Intellectual Property Rights defend investments in innovation by granting the ground breaker a short lived monopoly on the utilization of the innovation. This prevents speedy imitation that would take the innovator's returns and reduce the inducement to pioneer. Intellectual property rights (IPRs), such as patents and copyrights, are an important means used by researchers to help protect their investments in innovation. IPRs inherently embody a policy conflict between the target of providing an incentive to technological innovation and therefore the objective of encouraging the speedy diffusion of latest technology and therefore the accumulation of technological knowledge. These competing objectives can be achieved on a difficult path. It is vital to notice during this regard that IPRs are primarily a matter of national jurisdiction (i.e., the protection offered to an innovation is governed by the laws of the state during which the innovation is created, used, or sold). Thus, for example, a patent obtained from India provides protection only within the territory. If a corporation is doing business in another country, it must file for and obtain IPR protection in that country.
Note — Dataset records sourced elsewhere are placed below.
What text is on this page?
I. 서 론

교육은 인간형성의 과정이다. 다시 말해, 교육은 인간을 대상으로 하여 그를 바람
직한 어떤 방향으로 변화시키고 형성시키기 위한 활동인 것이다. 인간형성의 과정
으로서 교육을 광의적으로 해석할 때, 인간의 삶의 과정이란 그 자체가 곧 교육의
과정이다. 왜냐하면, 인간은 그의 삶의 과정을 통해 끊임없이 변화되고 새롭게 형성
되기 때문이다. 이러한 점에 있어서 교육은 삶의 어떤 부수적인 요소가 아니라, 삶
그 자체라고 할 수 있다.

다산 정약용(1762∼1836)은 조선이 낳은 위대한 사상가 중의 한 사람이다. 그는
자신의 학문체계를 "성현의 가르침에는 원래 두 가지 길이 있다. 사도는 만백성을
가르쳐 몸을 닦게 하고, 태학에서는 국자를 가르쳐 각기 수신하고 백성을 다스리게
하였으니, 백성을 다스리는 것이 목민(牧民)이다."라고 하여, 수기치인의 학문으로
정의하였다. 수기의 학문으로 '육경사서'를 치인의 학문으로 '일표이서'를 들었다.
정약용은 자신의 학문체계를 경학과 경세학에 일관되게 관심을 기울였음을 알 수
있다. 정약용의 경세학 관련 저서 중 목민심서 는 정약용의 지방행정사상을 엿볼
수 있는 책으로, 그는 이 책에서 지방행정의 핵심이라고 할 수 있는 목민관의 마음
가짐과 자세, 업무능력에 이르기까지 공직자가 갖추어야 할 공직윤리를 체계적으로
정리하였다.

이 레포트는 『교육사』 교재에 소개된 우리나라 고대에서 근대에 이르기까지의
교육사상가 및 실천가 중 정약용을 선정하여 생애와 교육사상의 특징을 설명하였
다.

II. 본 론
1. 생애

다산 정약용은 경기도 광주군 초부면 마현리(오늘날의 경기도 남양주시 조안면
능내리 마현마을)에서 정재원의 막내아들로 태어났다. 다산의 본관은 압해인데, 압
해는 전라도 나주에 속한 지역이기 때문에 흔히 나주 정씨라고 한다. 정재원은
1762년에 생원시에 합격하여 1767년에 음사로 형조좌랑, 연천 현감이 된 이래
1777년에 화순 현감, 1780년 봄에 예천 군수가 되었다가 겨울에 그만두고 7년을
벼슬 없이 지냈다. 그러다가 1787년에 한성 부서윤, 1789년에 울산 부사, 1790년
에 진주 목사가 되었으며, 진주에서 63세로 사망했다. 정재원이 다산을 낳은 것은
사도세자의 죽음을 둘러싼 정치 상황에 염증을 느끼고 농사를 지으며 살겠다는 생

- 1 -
Moreover, the protection offered by that country's laws in many cases is not as strong as Indian IPR protection. Some of the foremost important rising technologies—including those within the areas of data, electronics, communications, and the new biotechnology do not fit neatly within existing categories of intellectual property rights. They may force a valuation of current approaches in obtaining grant and for  protection at national and international levels.

This apparent paradox reflects the complexities, conflicts, and uncertainties surrounding IPR issues as they pertain to science and technology and includes complicated and time consuming procedures. This Course is about the legislative frame work, challenges relating to Intellectual Property Rights.